À l'aube de leur ouverture locale, demain soir au stade Percival-Molson, l'un des sujets chauds chez les Alouettes est sans surprise le jeu de leurs unités spéciales. À la suite du désastre de la semaine dernière à Hamilton, il est permis de s'interroger sur leur qualité.

Miguel Bujold LA PRESSE

La formation de Marc Trestman a prêté une attention particulière aux unités spéciales au cours des derniers jours, mais ne semble pas très inquiète. Les erreurs qui ont conduit à deux touchés des Tiger-Cats lors de retours de bottés auraient vite été repérées et corrigées.

«Ces retours étaient attribuables à un ou deux joueurs en particulier, qui ne font pas partie de nos premières unités de couverture», a souligné Trestman.

«C'est toutefois une bonne leçon à tirer, car on ne peut pas faire des erreurs semblables. On pense avoir apporté les correctifs nécessaires et nous serons meilleurs cette semaine», a ajouté l'entraîneur-chef.

Parmi les erreurs en question, il y a eu le trop peu de temps où le ballon est resté dans les airs (hang time) sur le botté d'envoi de Sean Whyte. Puis, certains joueurs ne se trouvaient tout simplement pas à la bonne position, ce qui a causé le deuxième touché.

«On aurait sûrement préféré que le ballon reste dans les airs plus longtemps sur le premier touché, mais au bout du compte, nos unités de couverture n'ont pas fait le travail», a cependant fait remarquer Andy Bischoff, responsable des unités spéciales.

«Notre performance de la semaine dernière n'est par contre pas représentative de nos unités spéciales. Nos erreurs étaient évidentes. Elles n'étaient pas subtiles. Ce n'était pas des erreurs qui sont parfois plus difficiles à corriger», a expliqué Bischoff.

Les unités de couverture des Alouettes devraient être plus solides, demain, ne serait-ce qu'en raison de la présence de Walter Spencer, absent contre les Tiger-Cats. Un as des unités spéciales, Spencer est probablement le meilleur joueur de l'équipe en couverture de bottés.

«Walter est très difficile à bloquer et il repère rapidement le ballon. Il a une très bonne connaissance stratégique et il saisit toujours ce que les équipes tentent d'accomplir pour le bloquer», résume Bischoff.

Contrairement à certains autres joueurs, Spencer ne craint nullement la circulation lourde et les durs coups d'épaule. Trestman croit que c'est une attitude essentielle à tout joueur qui connaît du succès sur les unités de couverture.

«Ces joueurs courent à pleine vitesse sur de longues distances, alors les chocs sont souvent très percutants. Il faut donc accepter la robustesse et n'avoir aucune peur. Et on doit également avoir des yeux tout le tour de la tête, car les choses se déroulent très rapidement.»

Spencer estime que les deux touchés accordés aux Tiger-Cats sont la preuve que les unités de couverture ne peuvent jamais baisser leur garde, ne serait-ce que pour une fraction de seconde.

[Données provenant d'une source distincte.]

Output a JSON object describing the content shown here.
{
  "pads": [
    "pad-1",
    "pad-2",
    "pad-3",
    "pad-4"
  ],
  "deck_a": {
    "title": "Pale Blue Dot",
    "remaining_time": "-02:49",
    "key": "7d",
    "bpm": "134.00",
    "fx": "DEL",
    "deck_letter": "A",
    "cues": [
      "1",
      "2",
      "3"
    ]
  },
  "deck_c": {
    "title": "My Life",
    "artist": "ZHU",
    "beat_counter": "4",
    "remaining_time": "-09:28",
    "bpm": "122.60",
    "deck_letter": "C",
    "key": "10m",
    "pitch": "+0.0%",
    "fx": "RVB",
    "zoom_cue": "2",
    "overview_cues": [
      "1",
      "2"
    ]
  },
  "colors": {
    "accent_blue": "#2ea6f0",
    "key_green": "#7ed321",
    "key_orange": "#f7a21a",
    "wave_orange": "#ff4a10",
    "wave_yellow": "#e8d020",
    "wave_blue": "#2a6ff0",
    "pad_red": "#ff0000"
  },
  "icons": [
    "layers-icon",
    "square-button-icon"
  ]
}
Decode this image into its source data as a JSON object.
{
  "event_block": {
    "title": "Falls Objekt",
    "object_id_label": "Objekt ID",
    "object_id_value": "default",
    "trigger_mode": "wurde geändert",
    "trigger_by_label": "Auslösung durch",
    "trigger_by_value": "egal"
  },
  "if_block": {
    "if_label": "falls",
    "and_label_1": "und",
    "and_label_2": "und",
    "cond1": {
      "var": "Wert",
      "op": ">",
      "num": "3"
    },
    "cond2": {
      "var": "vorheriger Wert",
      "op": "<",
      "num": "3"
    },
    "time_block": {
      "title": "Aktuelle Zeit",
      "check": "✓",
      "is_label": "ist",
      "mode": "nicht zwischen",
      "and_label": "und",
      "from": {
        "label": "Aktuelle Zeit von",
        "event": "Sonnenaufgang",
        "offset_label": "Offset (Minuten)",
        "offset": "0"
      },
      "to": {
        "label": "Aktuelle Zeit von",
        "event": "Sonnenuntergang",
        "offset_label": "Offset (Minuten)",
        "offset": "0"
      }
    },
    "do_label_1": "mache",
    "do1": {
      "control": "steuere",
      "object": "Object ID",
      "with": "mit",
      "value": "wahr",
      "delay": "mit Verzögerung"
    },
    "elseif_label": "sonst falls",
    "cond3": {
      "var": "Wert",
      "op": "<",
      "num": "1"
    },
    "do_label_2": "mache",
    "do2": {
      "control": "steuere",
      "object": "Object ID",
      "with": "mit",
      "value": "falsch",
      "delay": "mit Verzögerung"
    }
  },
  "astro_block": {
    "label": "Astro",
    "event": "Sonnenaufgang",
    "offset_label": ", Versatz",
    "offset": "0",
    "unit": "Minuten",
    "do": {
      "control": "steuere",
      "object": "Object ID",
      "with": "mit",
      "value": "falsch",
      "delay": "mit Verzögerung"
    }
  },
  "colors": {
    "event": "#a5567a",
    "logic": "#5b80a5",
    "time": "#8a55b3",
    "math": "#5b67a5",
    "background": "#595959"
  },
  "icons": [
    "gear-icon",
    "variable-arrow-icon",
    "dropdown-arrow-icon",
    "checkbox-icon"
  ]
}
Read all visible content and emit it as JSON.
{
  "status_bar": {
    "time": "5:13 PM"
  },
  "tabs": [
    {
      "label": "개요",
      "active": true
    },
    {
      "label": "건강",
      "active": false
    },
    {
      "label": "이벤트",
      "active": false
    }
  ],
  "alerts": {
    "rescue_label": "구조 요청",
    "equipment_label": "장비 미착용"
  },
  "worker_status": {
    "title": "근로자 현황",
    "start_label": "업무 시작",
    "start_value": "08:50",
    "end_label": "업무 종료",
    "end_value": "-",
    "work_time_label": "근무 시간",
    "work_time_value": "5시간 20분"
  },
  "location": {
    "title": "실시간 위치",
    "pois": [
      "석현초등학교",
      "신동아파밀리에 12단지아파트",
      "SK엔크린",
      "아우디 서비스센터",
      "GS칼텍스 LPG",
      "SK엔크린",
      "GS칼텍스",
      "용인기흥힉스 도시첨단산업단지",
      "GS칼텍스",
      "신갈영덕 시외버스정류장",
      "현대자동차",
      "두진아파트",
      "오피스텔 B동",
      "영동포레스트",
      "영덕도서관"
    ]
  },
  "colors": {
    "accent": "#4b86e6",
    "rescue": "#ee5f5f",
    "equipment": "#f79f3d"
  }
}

«Ça démontre que le moindre manque de concentration peut coûter un touché. Si un joueur n'occupe pas son couloir, un effet domino se produit. Un coéquipier tentera de prendre la place du joueur qui n'est pas à sa position, et c'est soudainement deux joueurs qui ne sont pas où ils devraient être. La première chose qu'on réalise ensuite, c'est que le joueur adverse célèbre dans la zone des buts.»

Un seul botteur

Trestman a confirmé, hier, que seul Sean Whyte serait en uniforme contre les Lions de la Colombie-Britannique, demain soir. Ancien membre des Lions, Whyte a encore de bons amis à Vancouver, mais est heureux de se retrouver avec les champions en titre.

«Ça fait longtemps que les Alouettes forment la meilleure équipe. Ils affichent beaucoup de confiance en arrivant sur le terrain, et c'est une équipe intimidante. C'est agréable de pouvoir en faire partie», a dit le botteur, qui s'améliore de jour en jour, s'il faut en croire Bischoff.

«Il a continuellement progressé pendant le camp, et a beaucoup gagné en confiance. On estime qu'il est capable de faire du bon travail sur tous les types de bottés.»

Si c'est le cas, Sandro DeAngelis, qui est un botteur de précision plus établi que Whyte, restera sur les lignes de touche, un sort qu'il accepte, mais qui le déçoit.

«Compte tenu de ma feuille de route, je n'aurais jamais cru me retrouver dans une telle situation. Mais ça fait partie du métier et j'ai une famille à nourrir», a-t-il exprimé.